Senin pagi bukan suatu hal yang menyenangkan bagi sebagian orang. Hari dimana memulai kembali setiap pekerjaan setelah libur di hari Minggu. Kala menyambut Senin paginya dengan perasaan kurang menyenangkan. Seluruh badannya terasa sakit, beberapa persediannya membengkak. Ruam yang berada di badannya pun semakin terlihat mengenaskan.
"Gue kecapekan deh ini, sumpah badan sakit banget mau remuk." Racaunya sembari memperhatikan sebagian tubuhnya.

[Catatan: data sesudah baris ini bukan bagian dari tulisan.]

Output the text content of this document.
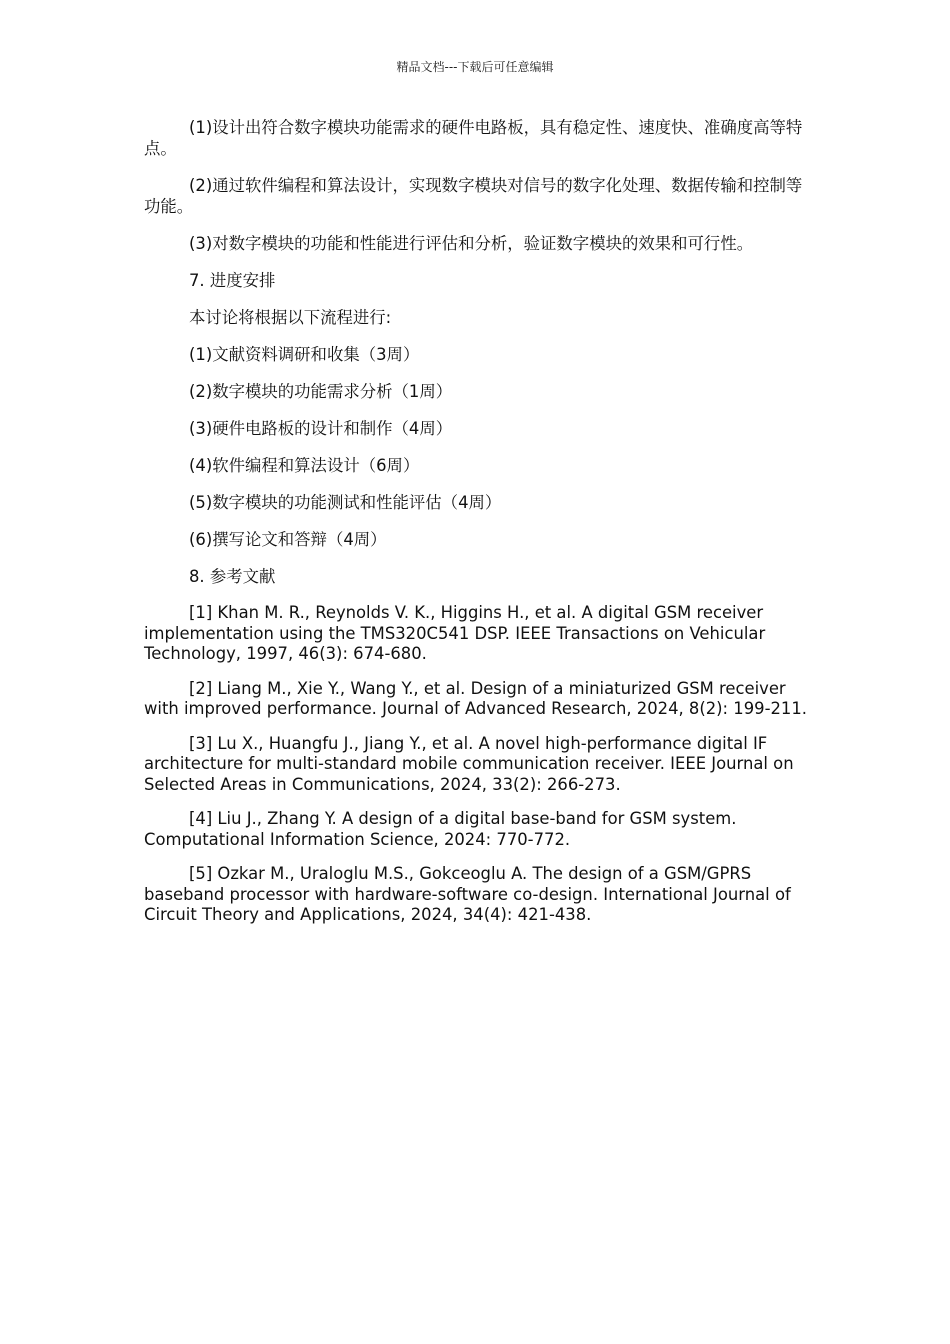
精品文档---下载后可任意编辑

(1)设计出符合数字模块功能需求的硬件电路板，具有稳定性、速度快、准确度高等特点。

(2)通过软件编程和算法设计，实现数字模块对信号的数字化处理、数据传输和控制等功能。

(3)对数字模块的功能和性能进行评估和分析，验证数字模块的效果和可行性。

7. 进度安排

本讨论将根据以下流程进行:

(1)文献资料调研和收集（3周）

(2)数字模块的功能需求分析（1周）

(3)硬件电路板的设计和制作（4周）

(4)软件编程和算法设计（6周）

(5)数字模块的功能测试和性能评估（4周）

(6)撰写论文和答辩（4周）

8. 参考文献

[1] Khan M. R., Reynolds V. K., Higgins H., et al. A digital GSM receiver implementation using the TMS320C541 DSP. IEEE Transactions on Vehicular Technology, 1997, 46(3): 674-680.

[2] Liang M., Xie Y., Wang Y., et al. Design of a miniaturized GSM receiver with improved performance. Journal of Advanced Research, 2024, 8(2): 199-211.

[3] Lu X., Huangfu J., Jiang Y., et al. A novel high-performance digital IF architecture for multi-standard mobile communication receiver. IEEE Journal on Selected Areas in Communications, 2024, 33(2): 266-273.

[4] Liu J., Zhang Y. A design of a digital base-band for GSM system. Computational Information Science, 2024: 770-772.

[5] Ozkar M., Uraloglu M.S., Gokceoglu A. The design of a GSM/GPRS baseband processor with hardware-software co-design. International Journal of Circuit Theory and Applications, 2024, 34(4): 421-438.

Waktu sudah menunjukkan pukul setengah enam pagi. Mau tidak mau Kala harus beranjak dari tempat tidur, ia harus bersiap untuk berangkat sekolah pagi ini.
Selesai bersiap, Kala sudah menemukan Juna, Jian beserta kedua orang tuanya duduk di meja makan. Papa membaca koran kemudian Mama menyiapkan sarapan, Juna dan Jian terlihat tengah membaca buku.

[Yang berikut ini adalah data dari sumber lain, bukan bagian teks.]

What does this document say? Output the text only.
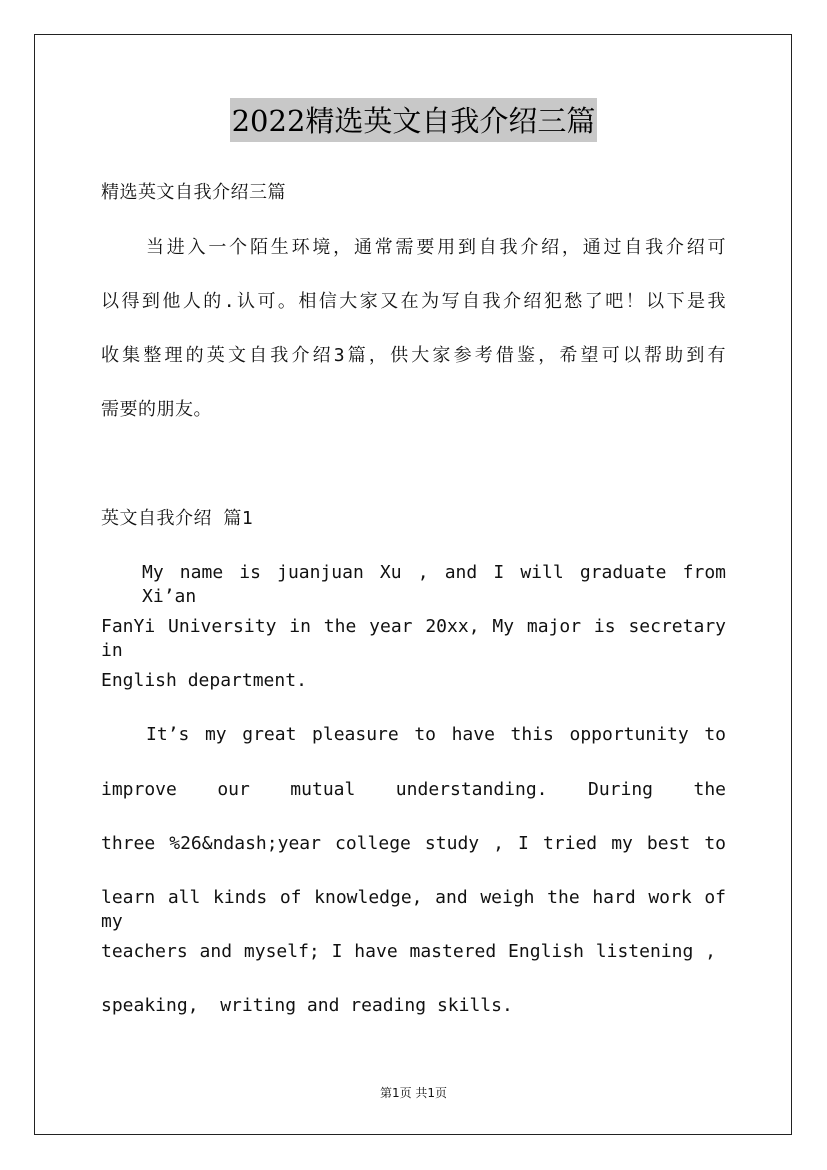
2022精选英文自我介绍三篇
精选英文自我介绍三篇
当进入一个陌生环境，通常需要用到自我介绍，通过自我介绍可
以得到他人的.认可。相信大家又在为写自我介绍犯愁了吧！以下是我
收集整理的英文自我介绍3篇，供大家参考借鉴，希望可以帮助到有
需要的朋友。
英文自我介绍 篇1
My name is juanjuan Xu , and I will graduate from Xi’an
FanYi University in the year 20xx, My major is secretary in
English department.
It’s my great pleasure to have this opportunity to
improve our mutual understanding. During the
three %26&ndash;year college study , I tried my best to
learn all kinds of knowledge, and weigh the hard work of my
teachers and myself; I have mastered English listening ,
speaking,  writing and reading skills.
第1页 共1页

"Pagi...," ucap Kala setelah berada di sisi tempat duduknya.
"Pagi sayang," Dhika tersenyum, ia menemukan wajah kuyu putrinya kemudian sedikit mengernyit. "Kamu sakit?"
Kala mengernyitkan wajahnya. "Nggak kok, Pa. Baik-baik aja."
"Kemarin begadang?" Kali ini Ariana ikut menimpali sembari ia meletakkan beberapa helai roti ke atas piring semua orang yang ada di meja makan.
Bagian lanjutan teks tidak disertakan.